Karantina süresinin sonunda Aida İskender'i odasında ziyaret ediyordu:

 -"Nihayet." Dedi İskender.

Aida tebessümle yanıt verdi.

-"Sizinle paylaşacak o kadar çok şey var ki." Dedi Aida.

-"Hepsini dinlemek için sabırsızlanıyorum" dedi İskender.

-"Orada bir şeyler bulduk." Dedi Aida heyecanlı bir ses tonuyla.

-"Ben de bundan korkuyordum zaten." Dedi İskender sesi endişeli çıkıyordu.

-"Korkmak mı?" diye sordu Aida merak içerisinde.

-"Cydonia değil mi?" diye sordu İskender.

-"Evet ama siz..." yarım kaldı cümlesi Aida'nın İskender bölmüştü çünkü.

-"Orada bir şeyler olduğunu hep biliyordum bir şekilde. Gençliğimi Cydonia'yı araştırarak geçirdim ben. Ben de çoğu araştırmacı gibi oradaki cisimlerin doğa eseri olmadığını biliyordum. Benim merak ettiğim gördüklerimizden çok göremediklerimizdi." Diyerek tamamladı İskender.
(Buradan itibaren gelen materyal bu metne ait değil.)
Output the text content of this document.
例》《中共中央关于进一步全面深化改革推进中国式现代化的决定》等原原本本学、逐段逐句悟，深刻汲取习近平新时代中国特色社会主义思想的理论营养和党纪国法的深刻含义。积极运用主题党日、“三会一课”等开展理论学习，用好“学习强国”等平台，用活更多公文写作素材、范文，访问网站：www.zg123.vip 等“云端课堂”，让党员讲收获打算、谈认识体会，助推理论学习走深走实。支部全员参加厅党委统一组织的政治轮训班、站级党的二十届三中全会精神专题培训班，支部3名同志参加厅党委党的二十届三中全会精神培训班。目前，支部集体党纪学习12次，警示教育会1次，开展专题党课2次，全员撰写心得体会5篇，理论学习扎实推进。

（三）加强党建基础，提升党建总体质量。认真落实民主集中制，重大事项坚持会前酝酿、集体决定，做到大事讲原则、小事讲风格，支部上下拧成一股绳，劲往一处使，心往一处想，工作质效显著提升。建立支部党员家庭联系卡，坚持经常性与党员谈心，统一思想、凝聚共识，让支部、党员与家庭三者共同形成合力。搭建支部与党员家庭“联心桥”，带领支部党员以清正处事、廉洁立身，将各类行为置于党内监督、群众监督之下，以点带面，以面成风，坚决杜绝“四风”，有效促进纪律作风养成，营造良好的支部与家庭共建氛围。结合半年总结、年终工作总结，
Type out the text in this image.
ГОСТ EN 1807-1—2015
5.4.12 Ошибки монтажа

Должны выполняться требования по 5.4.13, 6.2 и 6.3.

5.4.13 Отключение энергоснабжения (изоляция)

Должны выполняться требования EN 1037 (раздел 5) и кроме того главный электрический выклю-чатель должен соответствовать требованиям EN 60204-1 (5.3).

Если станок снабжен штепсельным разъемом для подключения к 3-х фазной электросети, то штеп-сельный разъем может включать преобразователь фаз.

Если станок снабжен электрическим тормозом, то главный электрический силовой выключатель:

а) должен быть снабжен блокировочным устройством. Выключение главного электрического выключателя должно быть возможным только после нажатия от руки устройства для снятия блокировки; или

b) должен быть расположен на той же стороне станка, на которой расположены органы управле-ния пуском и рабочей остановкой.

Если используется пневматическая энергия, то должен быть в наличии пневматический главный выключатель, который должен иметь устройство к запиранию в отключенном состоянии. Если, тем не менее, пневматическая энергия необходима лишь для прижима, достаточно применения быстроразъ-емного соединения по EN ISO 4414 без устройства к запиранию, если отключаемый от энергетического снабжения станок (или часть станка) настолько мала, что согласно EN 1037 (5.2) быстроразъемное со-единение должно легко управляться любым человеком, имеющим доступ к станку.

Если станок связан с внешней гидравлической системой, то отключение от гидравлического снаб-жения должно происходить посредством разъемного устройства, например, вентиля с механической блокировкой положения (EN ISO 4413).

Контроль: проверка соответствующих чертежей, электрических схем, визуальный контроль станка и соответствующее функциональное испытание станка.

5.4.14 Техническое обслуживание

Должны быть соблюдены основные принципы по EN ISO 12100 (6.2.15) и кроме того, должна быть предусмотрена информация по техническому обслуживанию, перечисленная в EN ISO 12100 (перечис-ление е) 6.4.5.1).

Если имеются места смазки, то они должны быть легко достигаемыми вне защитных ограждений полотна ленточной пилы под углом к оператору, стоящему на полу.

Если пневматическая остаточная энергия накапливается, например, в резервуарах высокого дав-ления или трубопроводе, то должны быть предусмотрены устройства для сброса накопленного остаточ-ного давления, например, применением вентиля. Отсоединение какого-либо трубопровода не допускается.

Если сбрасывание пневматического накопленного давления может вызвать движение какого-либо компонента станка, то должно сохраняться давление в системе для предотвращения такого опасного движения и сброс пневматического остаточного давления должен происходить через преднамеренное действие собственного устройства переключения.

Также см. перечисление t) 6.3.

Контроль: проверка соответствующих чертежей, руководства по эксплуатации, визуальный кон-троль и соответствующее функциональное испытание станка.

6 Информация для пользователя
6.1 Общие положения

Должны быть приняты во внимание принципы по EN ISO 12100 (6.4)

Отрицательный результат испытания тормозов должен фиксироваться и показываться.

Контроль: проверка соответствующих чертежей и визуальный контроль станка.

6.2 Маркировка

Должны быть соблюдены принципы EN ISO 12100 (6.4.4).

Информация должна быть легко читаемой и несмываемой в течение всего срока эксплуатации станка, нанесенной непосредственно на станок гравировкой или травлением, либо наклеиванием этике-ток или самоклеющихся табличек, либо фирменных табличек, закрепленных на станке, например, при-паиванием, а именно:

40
-"Bir şekilde Cydonia'nın altına inmeyi başardık ve sizin de merak ettiğiniz o göremediklerimizi gördük. Yanımızda çok sayıda doküman getirdik. Oradalarmış, yaşıyorlarmış ama gitmişler. Ne zaman nereye bilmiyorum ama gitmişler." Aida'nın sözleri İskender'i çok heyecanlandırmıştı:

-"Hepsini enine boyuna tartışacağız ve derin bir analiz yapacağız. Şimdi gidip dinlenmeni istiyorum. Yarın geniş katılımlı bir toplantı yapacağız." Dedi İskender.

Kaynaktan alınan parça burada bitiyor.